Monday, March 10, 2014

"Were the muskets of the freemen of this country indicted as nuisances?"

Excerpted from the article; "ABSURDITIES OF DOUGLASISM. Speech Of Mr. Trumbull* Of Ill., In the Senate on June 9, on the Bill to Annex Kansas to Nebraska."
"...What more has the party calling itself the law and order party done? They went into Lawrence and required the citizens there , within a certain time, to deliver up their arms, and it was done. Was that by virtue of an indictment for carrying arms? Were the muskets of the freemen of this country indicted as nuisances? I have not heard that they were I read in the highest law of the land that the right to bear and keep arms shall not be infringed. There is no pretense of any law for this outrage. No law exists or can exist in these United States which will authorize a Sheriff--admitting now that he is the valid Sheriff--or a Marshal, to go to a town and demand from its citizens their arms. I should like to know from my colleague whether he justifies this in the name of law and order? Many citizens have been shot down in Kansas; others have been set afloat on the river; others have been tarred and feathered, and all sorts of indignicies have been heaped upon the people in that Territory. These things cannot be unknown to my colleague. Can it be that it gives him pleasure to see them enacted, or to see printing presses destroyed, and hotels burned down in the name of law and order? Why, Sir, it is under the color of law that outrages are nearly always perpetrated. It is in the sacred name of Liberty that the rights of men have ever been trampled under foot. Oppressors call themselves the Law and Order party; they seek for a color of law for all their illegal acts, and all their outrages; but so far from sanctifying the illegal deeds, it adds to their infamy. It is calculated to bring all law into disrepute, when the officer pretending to be clothed with its authority make it a cover for their illegal acts...."

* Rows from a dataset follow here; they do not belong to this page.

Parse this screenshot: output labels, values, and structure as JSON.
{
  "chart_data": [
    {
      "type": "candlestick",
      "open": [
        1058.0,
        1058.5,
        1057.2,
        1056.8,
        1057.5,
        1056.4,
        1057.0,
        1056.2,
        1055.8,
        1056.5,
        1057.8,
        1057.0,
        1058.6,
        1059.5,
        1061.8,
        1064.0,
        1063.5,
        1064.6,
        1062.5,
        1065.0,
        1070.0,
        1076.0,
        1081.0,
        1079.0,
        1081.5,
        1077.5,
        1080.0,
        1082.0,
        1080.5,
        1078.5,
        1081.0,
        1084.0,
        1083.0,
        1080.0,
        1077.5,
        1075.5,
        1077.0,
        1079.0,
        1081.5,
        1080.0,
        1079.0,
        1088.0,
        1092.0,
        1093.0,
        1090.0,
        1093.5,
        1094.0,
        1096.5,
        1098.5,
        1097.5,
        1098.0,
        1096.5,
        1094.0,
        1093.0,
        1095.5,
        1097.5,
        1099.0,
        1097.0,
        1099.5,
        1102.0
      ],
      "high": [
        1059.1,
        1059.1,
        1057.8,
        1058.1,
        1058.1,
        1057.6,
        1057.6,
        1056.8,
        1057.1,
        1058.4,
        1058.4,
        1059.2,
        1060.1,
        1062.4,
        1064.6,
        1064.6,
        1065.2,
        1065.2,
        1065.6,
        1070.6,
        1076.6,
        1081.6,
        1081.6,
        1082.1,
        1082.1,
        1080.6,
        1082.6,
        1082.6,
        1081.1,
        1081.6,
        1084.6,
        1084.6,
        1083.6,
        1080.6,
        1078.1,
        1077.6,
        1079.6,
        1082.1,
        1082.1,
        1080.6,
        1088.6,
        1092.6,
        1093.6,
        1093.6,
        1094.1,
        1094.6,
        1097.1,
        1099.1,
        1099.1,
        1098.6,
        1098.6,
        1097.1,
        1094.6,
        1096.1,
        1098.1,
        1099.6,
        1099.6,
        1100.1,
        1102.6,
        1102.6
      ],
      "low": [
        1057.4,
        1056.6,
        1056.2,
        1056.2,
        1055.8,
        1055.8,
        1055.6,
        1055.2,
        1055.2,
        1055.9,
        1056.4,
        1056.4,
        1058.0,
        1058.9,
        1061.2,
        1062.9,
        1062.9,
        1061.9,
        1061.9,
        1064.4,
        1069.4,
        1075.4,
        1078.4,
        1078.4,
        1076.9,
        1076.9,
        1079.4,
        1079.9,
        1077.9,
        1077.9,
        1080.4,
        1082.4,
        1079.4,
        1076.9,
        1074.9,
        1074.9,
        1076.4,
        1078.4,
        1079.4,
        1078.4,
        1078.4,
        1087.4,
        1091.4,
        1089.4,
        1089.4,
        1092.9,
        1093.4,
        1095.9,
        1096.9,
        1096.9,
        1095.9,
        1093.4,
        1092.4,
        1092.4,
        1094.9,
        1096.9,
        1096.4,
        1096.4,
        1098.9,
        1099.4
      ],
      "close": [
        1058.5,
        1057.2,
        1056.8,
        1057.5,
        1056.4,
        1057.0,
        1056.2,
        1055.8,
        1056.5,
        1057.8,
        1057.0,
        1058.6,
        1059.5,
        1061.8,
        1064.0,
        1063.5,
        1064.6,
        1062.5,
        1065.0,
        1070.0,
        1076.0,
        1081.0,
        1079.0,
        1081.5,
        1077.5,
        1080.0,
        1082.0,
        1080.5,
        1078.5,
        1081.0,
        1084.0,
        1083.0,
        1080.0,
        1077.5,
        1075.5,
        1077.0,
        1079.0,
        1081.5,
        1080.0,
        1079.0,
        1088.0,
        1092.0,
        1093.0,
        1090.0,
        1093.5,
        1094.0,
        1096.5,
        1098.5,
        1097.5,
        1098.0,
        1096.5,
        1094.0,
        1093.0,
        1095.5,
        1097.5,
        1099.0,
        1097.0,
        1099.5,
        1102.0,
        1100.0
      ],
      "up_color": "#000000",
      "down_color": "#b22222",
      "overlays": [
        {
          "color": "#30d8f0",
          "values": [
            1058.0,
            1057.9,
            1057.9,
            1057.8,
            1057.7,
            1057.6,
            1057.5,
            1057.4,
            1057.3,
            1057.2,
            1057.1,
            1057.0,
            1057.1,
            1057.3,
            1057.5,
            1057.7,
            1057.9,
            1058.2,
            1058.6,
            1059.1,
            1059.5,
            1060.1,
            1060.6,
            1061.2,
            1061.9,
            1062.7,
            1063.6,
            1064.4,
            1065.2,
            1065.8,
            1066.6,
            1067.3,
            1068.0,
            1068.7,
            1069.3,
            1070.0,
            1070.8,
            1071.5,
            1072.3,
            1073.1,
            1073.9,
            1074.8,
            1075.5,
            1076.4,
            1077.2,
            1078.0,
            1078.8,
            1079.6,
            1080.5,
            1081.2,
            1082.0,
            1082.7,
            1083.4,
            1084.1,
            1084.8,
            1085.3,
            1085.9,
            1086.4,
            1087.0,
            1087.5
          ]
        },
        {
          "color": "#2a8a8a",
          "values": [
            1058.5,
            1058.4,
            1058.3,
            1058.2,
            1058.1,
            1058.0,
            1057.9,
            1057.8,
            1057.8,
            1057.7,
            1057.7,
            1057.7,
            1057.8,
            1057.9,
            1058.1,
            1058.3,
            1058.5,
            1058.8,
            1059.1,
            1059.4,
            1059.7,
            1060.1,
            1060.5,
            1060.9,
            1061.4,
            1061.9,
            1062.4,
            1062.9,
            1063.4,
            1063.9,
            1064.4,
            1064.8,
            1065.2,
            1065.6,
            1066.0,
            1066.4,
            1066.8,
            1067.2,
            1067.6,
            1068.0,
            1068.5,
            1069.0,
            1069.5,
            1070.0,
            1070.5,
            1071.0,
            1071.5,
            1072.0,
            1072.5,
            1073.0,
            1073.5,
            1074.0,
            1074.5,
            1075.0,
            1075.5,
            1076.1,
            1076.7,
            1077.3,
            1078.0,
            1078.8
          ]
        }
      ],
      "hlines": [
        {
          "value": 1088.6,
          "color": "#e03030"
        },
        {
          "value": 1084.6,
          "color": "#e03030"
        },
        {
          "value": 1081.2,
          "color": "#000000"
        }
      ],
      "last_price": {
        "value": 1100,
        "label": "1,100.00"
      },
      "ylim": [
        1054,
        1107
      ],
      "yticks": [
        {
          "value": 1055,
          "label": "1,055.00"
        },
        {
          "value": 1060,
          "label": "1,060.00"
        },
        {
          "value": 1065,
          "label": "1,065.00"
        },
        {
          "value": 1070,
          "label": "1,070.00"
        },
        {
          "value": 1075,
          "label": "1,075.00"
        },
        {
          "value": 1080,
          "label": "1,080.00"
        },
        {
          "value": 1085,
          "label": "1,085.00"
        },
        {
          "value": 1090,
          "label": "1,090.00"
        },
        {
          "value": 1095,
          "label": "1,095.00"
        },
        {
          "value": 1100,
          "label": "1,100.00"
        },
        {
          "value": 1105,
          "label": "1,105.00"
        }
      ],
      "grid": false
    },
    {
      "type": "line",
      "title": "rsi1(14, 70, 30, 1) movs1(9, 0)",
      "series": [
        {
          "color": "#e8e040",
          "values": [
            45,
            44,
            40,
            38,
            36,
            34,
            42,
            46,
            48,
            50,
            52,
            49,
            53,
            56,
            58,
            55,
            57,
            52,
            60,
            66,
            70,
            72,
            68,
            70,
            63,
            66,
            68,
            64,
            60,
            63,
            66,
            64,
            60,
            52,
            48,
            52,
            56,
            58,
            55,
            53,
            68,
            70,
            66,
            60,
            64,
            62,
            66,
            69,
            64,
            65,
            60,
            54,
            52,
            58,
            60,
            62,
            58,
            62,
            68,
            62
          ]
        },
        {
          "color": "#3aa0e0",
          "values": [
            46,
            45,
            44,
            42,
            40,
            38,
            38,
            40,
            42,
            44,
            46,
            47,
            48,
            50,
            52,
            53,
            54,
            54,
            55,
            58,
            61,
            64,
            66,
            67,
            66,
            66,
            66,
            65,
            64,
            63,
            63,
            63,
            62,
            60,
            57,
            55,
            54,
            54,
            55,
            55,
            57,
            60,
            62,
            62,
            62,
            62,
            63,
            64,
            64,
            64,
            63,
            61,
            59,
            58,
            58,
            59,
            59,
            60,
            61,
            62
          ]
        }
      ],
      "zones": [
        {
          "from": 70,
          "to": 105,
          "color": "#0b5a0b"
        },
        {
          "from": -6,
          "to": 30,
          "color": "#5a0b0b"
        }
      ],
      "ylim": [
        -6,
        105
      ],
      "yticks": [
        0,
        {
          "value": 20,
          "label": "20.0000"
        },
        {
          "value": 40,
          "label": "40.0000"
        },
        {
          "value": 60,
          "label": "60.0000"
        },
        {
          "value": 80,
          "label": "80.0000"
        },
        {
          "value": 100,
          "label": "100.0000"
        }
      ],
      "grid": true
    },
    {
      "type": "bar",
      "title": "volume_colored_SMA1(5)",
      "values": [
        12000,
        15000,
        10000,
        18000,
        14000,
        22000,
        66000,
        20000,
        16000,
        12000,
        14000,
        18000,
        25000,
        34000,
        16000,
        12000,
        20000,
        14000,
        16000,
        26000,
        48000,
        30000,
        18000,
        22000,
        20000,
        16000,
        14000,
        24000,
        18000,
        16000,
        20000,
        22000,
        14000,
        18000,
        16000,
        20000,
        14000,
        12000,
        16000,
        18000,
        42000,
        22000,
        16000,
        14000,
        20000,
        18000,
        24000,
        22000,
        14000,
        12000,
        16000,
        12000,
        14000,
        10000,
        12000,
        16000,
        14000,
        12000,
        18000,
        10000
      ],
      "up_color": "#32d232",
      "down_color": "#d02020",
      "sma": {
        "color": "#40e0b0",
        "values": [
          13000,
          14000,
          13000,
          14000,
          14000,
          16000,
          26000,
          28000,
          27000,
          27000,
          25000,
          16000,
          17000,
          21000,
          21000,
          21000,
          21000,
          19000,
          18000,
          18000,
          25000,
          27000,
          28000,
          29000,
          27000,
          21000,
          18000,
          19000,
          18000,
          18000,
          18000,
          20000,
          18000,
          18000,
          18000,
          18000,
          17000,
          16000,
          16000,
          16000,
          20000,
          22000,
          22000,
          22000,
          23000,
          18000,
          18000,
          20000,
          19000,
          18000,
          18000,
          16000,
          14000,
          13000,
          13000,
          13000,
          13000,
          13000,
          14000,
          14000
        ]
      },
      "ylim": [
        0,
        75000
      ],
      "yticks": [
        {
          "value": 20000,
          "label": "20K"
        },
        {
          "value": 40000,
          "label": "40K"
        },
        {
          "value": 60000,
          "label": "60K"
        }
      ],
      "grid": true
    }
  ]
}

[New-York Daily Tribune, New-York, Saturday, June 14, 1856. Vol. XVI......No. 4,729. Pgs. 9 & 10]
* - TRUMBULL, Lyman, a Senator from Illinois; born in Colchester, Conn., October 12, 1813; attended Bacon Academy; taught school in Connecticut 1829-1833; studied law; admitted to the bar and commenced practice in Greenville, Ga.; moved to Belleville, Ill., 1837; member, State house of representatives 1840-1841; secretary of State of Illinois in 1841 and 1843; justice of the supreme court of Illinois 1848-1853; elected to the Thirty-fourth Congress in 1854, but before the beginning of the Congress was elected to the United States Senate; reelected in 1861 and again in 1867, and served from March 4, 1855, to March 3, 1873; was at various times a Democrat, then Republican, then Liberal Republican, then Democrat; chairman, Committee on the Judiciary (Thirty-seventh through Forty-second Congresses); resumed the practice of law in Chicago, Ill.; unsuccessful candidate for Governor of Illinois in 1880; died in Chicago, Ill., June 25, 1896; interment in Oakwoods Cemetery.